In the mid-1960s, they developed a regimen called VAMP for childhood leukemia, combining drugs that worked through different pathways. Some suppressed bone marrow activity while others caused nerve-related side effects, meaning doctors could push each drug to its effective dose without compounding the same toxicity. The results, reported in 1965, produced what Freireich later called “the first cures that we’d seen with chemotherapy in an advanced cancer of any sort.”

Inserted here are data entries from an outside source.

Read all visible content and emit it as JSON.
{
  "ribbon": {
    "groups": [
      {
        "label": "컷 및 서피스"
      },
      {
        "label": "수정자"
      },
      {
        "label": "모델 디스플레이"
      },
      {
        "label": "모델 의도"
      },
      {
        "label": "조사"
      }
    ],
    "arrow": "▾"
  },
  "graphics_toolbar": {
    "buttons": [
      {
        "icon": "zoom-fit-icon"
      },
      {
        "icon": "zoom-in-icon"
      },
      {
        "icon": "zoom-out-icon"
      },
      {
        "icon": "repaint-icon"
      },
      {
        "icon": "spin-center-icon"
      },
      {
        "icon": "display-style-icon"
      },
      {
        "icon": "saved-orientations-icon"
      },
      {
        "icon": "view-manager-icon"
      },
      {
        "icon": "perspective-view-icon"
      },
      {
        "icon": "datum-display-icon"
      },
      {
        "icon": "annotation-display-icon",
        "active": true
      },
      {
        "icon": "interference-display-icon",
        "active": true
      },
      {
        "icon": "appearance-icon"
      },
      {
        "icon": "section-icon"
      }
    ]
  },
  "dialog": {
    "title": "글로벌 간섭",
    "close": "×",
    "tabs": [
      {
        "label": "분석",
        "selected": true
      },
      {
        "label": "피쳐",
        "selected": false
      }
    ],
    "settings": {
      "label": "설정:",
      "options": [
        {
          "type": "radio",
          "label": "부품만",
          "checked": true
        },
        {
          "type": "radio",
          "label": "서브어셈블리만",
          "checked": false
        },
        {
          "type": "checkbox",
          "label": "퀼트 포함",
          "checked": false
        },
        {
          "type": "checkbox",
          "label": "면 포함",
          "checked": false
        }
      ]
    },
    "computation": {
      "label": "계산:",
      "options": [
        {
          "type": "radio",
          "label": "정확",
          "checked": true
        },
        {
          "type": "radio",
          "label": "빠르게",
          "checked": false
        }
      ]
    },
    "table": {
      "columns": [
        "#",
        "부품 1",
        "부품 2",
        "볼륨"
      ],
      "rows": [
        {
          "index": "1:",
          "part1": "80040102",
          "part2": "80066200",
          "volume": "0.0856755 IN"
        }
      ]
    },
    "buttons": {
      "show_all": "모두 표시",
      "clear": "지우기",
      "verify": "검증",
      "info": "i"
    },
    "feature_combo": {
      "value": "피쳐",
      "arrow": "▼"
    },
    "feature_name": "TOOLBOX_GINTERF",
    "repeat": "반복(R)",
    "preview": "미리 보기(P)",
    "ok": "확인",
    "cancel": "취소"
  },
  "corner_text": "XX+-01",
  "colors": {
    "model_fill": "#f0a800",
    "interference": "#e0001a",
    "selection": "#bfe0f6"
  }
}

Shortly after, a combination regimen called MOPP was developed for advanced Hodgkin lymphoma. It used four drugs given in repeating cycles. The overall response rate was 93 percent, with complete responses (no detectable disease) in 67 to 83 percent of patients depending on the regimen variation. MOPP became the standard treatment for Hodgkin lymphoma for nearly 20 years and proved that combination chemotherapy, given on a careful schedule, could cure cancers that were previously fatal. Its success became the template for combination regimens in many other cancer types.

From Poison to Precision

Traditional chemotherapy drugs are blunt instruments. They kill rapidly dividing cells, which includes cancer cells but also hair follicles, the gut lining, and bone marrow. That’s why the classic side effects of chemo, like hair loss, nausea, and vulnerability to infection, are so predictable.

By the late 1990s, a new generation of drugs began targeting the specific molecular abnormalities that drive individual cancers. Trastuzumab, approved between 1998 and 2001, was a lab-engineered antibody designed to block a protein called HER2 that fuels roughly 20 percent of breast cancers. Imatinib, approved in the same period, blocked the abnormal protein produced by a specific genetic mutation in chronic myeloid leukemia. Patients who had faced a median survival of a few years were suddenly living normal lifespans on a daily pill.

These targeted therapies didn’t replace traditional chemotherapy entirely. Many treatment plans still combine older drugs with newer targeted ones. But the shift represented a fundamental change in philosophy: from Ehrlich’s original dream of a “magic bullet” for infections, cancer treatment had finally developed its own version, chemicals designed to hit cancer cells while largely sparing healthy ones.